А ведь именно тогда, когда человек лишается привычных повседневных утешений - таких, например, как приятный вид собственного лица в зеркале, или радость от эффектной обновки (все равно уже - что на себя ни надень...), или перспектива всевозможных интересных дел, путешествий и т.д. - тогда-то он и оказывается наедине с Богом. Старость проверяет, есть ли у человека утешение непреходящее, радость духовная, уверенность в жизни вечной. И если человек это у себя находит, он радуется находке так, как не могут радоваться юные. И благословляет осень жизни, не скорбя. Видели ли вы стариков, исходящих светом? Если не видели, понаблюдайте потихоньку за своими приходскими бабушками. Не каждая такова, нет! Но одну непременно найдете.

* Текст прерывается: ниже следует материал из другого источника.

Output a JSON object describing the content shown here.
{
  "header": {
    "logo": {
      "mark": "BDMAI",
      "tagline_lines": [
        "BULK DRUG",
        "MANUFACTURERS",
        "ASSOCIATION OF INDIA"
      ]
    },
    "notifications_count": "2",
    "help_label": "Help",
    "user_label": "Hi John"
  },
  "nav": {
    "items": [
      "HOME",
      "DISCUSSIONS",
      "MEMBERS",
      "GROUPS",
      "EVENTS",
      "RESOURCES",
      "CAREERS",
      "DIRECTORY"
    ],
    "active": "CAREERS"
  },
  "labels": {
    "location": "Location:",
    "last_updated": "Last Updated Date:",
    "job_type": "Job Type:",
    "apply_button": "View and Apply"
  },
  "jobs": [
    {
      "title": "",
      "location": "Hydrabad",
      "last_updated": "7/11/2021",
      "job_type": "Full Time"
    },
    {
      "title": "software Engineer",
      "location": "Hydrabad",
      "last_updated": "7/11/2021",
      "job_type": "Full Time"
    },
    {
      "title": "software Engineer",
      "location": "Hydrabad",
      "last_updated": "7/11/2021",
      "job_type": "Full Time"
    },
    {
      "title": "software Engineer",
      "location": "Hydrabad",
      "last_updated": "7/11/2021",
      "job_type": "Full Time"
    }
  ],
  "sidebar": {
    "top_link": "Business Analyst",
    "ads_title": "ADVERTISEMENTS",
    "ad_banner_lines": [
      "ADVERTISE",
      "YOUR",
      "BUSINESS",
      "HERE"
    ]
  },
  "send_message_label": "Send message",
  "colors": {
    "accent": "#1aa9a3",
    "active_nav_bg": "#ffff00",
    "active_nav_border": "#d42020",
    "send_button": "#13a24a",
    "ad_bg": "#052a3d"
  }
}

Мы все движемся в одном направлении - в путь всей земли (3 Цар. 2, 2); люди, которых мы привычно называем стариками, идут впереди нас. Они уже вошли в то страшное, грозное, но вместе и радостное, во что нам только предстоит войти. Они - наши, если угодно, предшественники и представители там - близко к смерти и близко к Богу. Они помогают нам помнить о тщете наших утешений, о необратимости времени, о неизбежности той самой осени, за которой не следует уже весны земной, но может, милостью Божией, последовать весна несрочная.
Здесь возможно еще одно сравнение, или, научно выражаясь, метафора - восхождение альпинистов, их путь к вершине. Сначала - зеленая долина, изобилующая плодами и стадами. Затем - первые испытания горы: кремнистые тропы, бурные потоки, пропасти, но здесь же, рядом - альпийские цветы, птицы, дивный воздух и доброе солнце. А еще выше - голые камни. Мороз ниже пятидесяти. Кинжальный ветер. Вечный лед. Слепящий свет. И небо.
Обычные альпинисты, если с ними, не дай Бог, не случилось на восхождении никакой беды, вернутся в долину. А жизнь каждого из нас - восхождение без спуска. На вершине беспощадно тяжело. Но от нее один шаг до Неба и столько же - до бездонной пропасти.